3.6 Export and Sharing
Syntheses can be exported as email (via Resend), PDF, or Markdown. See functional_specs.md Section 6.
3.7 Settings
Settings are split into two levels: per-theme content settings (search topic, categories, max age, max items, summary length) and global pipeline settings (LLM provider/model, Brave Search, batch size, rate limits, article history retention, import/export). See functional_specs.md Section 4 for the complete settings reference.
3.8 Authentication
Passwordless authentication via magic link emails with Cloudflare Turnstile captcha. Sessions use 30-day HttpOnly/SameSite cookies. See architecture.md Section 6 for the full security model.
4. User Roles
4.1 User (default)
- Register and log in via magic link.
- Create and manage themes (CRUD).
- Add and manage personalized sources per theme.
- Configure generation settings and API keys.
- Generate syntheses on demand or via schedule.
- View, delete, and export syntheses.
- View article history and LLM call logs per synthesis.
4.2 Admin
All user capabilities, plus provider management (add/edit/enable/disable LLM providers and models), rate limit configuration (defaults per provider), and user management (view all users, promote/demote roles). The first admin is created via the create-admin CLI command. See functional_specs.md Section 5.

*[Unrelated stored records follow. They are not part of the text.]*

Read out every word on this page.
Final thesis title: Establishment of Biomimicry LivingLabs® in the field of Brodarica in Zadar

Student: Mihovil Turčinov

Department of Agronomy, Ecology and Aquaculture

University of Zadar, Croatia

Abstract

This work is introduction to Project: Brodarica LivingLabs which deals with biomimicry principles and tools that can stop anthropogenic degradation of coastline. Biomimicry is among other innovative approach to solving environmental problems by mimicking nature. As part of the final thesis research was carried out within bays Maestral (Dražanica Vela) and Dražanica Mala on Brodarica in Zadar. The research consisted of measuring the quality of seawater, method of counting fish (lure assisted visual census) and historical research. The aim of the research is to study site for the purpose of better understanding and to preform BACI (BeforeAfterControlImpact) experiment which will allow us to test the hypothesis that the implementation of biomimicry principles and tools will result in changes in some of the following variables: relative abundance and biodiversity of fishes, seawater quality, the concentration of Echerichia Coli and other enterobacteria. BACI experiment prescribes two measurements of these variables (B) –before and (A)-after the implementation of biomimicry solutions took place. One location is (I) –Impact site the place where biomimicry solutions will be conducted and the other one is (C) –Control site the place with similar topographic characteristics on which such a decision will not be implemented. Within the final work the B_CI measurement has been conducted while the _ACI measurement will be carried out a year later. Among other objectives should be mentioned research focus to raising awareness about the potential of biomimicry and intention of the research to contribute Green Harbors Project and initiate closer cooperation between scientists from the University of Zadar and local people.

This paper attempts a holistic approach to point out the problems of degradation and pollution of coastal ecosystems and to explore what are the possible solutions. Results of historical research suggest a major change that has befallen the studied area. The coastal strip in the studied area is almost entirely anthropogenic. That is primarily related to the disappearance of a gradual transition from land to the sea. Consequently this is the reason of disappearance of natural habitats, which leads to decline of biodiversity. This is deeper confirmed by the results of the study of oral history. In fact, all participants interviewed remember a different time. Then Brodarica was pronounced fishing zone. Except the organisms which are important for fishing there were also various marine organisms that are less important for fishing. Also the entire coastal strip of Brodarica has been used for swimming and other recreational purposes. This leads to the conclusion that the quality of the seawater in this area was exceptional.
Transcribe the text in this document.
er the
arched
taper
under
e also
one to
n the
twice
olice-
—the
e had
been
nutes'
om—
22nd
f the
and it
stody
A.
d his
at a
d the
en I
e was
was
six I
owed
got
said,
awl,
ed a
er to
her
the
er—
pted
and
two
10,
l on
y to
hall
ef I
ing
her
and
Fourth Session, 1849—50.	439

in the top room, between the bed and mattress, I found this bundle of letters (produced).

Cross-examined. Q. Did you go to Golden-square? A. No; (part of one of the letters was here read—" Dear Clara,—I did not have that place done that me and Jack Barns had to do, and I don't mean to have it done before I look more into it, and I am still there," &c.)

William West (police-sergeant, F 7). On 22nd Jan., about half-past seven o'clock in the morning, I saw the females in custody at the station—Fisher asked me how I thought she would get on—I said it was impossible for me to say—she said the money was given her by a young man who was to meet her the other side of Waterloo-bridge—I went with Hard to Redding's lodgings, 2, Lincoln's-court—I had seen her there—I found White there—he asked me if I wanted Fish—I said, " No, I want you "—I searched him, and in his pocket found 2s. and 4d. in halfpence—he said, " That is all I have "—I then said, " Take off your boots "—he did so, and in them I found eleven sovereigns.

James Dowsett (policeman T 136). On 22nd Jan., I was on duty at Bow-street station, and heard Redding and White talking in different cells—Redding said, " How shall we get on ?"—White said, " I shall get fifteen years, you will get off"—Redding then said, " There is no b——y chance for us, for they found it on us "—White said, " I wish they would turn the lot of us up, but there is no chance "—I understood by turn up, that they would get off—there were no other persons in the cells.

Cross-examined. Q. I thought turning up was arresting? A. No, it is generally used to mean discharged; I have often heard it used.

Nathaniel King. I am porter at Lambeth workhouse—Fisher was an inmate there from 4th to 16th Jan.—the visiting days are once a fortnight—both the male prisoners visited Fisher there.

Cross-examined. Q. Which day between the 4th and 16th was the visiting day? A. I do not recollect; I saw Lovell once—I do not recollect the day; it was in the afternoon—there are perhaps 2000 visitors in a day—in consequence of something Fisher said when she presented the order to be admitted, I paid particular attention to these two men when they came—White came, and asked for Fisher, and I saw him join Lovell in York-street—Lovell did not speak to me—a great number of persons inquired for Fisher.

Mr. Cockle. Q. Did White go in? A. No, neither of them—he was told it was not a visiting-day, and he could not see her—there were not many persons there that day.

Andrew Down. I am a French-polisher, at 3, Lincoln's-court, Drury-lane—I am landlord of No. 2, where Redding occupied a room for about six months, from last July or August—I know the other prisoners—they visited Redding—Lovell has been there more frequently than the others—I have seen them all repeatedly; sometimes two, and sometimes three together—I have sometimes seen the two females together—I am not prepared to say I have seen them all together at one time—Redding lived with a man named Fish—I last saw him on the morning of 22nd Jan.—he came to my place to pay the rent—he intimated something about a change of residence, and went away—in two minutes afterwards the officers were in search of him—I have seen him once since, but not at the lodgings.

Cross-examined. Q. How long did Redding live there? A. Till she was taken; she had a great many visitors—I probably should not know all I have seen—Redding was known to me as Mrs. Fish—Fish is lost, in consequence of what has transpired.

5. Non-Functional Requirements
5.1 Security
- API keys (LLM, Brave Search) encrypted at rest with AES-256-GCM using a master encryption key.
- SSRF prevention in the scraper (rejects private/loopback IPs).
- CSRF protection via
X-Requested-Withheader validation. - Session-based authentication with HttpOnly/SameSite cookies.
5.2 Performance
- Configurable rate limiting for LLM API calls (per-user override or admin default).
- Batched parallel scraping and classification to maximize throughput.
- Windowed source extraction to avoid unnecessary work when the synthesis fills early.
- Source diversity cap to prevent a single domain from dominating results.
- Article history deduplication to avoid re-processing previously seen articles.
- 15-minute generation timeout.
5.3 Self-Hosted
- Single Docker Compose deployment (application + PostgreSQL).
- No external dependencies beyond user-provided API keys and the Resend email service.
- Single-tenant: one instance per deployment.
- Users bring their own LLM API keys (no shared API key).
5.4 Internationalization
- i18n-ready architecture (all UI strings externalized).
- French is the only language currently supported.
5.5 Reliability
- Hourly session cleanup background task.
- Job store with TTL for expired generation jobs.
- Scheduled generation with double-run prevention (
last_run_attracking). - Panic recovery and timeout handling for generation tasks.
- Release gating in CI requires deterministic coverage for critical autonomous flows (notably scheduler execution and SSE progress behavior).